As suggested by @DarrenBartrup-Cook in the comments, the easiest way was to do the following:

  1. (Create a copy of the structure of the table)[http://www.techrepublic.com/article/copy-an-existing-table-structure-into-a-new-access-database/];
  2. make the four keys KOMMNR, KRETSNR, BOSTNR and PERSNR primary keys (open the structure table in design view, select the four rows for these keys, and then click the primary key button);
  3. and then create an append query to insert the data into the new table.

After performing these steps, I got, as hoped for, 5926 less posts than the original table, ominously reported through an error message.

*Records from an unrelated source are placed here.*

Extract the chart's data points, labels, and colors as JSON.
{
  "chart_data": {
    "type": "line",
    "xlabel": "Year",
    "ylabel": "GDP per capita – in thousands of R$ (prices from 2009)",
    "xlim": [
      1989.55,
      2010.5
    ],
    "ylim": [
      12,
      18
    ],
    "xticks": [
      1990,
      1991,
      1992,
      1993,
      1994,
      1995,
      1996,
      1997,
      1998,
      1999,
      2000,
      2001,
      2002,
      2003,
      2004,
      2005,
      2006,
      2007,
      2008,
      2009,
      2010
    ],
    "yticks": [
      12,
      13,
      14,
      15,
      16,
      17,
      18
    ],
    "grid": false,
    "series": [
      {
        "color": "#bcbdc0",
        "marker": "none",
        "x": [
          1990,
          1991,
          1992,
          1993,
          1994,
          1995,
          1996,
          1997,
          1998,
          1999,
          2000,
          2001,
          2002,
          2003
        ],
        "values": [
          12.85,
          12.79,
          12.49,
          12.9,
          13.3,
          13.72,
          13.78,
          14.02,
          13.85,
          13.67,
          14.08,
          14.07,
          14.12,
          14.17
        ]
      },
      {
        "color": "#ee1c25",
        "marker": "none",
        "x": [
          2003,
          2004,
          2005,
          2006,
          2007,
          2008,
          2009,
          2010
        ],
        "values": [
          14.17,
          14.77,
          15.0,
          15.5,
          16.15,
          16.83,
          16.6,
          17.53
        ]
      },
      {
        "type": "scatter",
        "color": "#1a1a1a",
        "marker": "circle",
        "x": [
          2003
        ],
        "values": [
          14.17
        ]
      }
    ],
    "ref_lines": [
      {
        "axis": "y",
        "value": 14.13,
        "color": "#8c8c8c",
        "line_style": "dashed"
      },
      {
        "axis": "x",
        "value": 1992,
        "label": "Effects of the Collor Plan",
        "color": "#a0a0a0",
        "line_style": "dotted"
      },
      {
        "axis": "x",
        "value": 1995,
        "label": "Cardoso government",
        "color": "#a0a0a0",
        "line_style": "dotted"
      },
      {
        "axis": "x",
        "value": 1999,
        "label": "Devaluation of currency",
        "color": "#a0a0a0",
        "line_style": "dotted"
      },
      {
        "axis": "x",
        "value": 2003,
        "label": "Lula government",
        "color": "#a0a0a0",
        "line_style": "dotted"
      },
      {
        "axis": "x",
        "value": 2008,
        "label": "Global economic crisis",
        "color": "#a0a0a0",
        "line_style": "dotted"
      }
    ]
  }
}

It would seem that the reason I got duplicate entries – despite having created the table with numerous appends – was that I did not have any actual primary keys. Without the primary keys, Access had no way of knowing whether two fields were duplicates of each other

I ran a count to confirm the result (provided courtesy of Karl-Erlend Mikalsen (quite similar to the solution suggested by @GordonLinoff)):

SELECT x.KOMMNR,
       x.KRETSNR,
       x.BOSTNR,
       x.PERSNR,
       x.antall
FROM ( SELECT A.KOMMNR,
              A.KRETSNR,
              A.BOSTNR,
              A.PERSNR,
              COUNT (*) AS antall
         FROM [T3 3 FAAR rensket] A
     GROUP BY A.KOMMNR,
              A.KRETSNR,
              A.BOSTNR,
              A.PERSNR) AS X
WHERE x.antall > 1;

(Note: This requires a dummy table named ‘x’ to work.

As expected (and dearly hoped for) this yielded 0 posts, whereas the same query but with the final line changed to WHERE x.antall = 1; yielded the expected 891724 posts (versus 894262 posts in the original original table, which is as expected).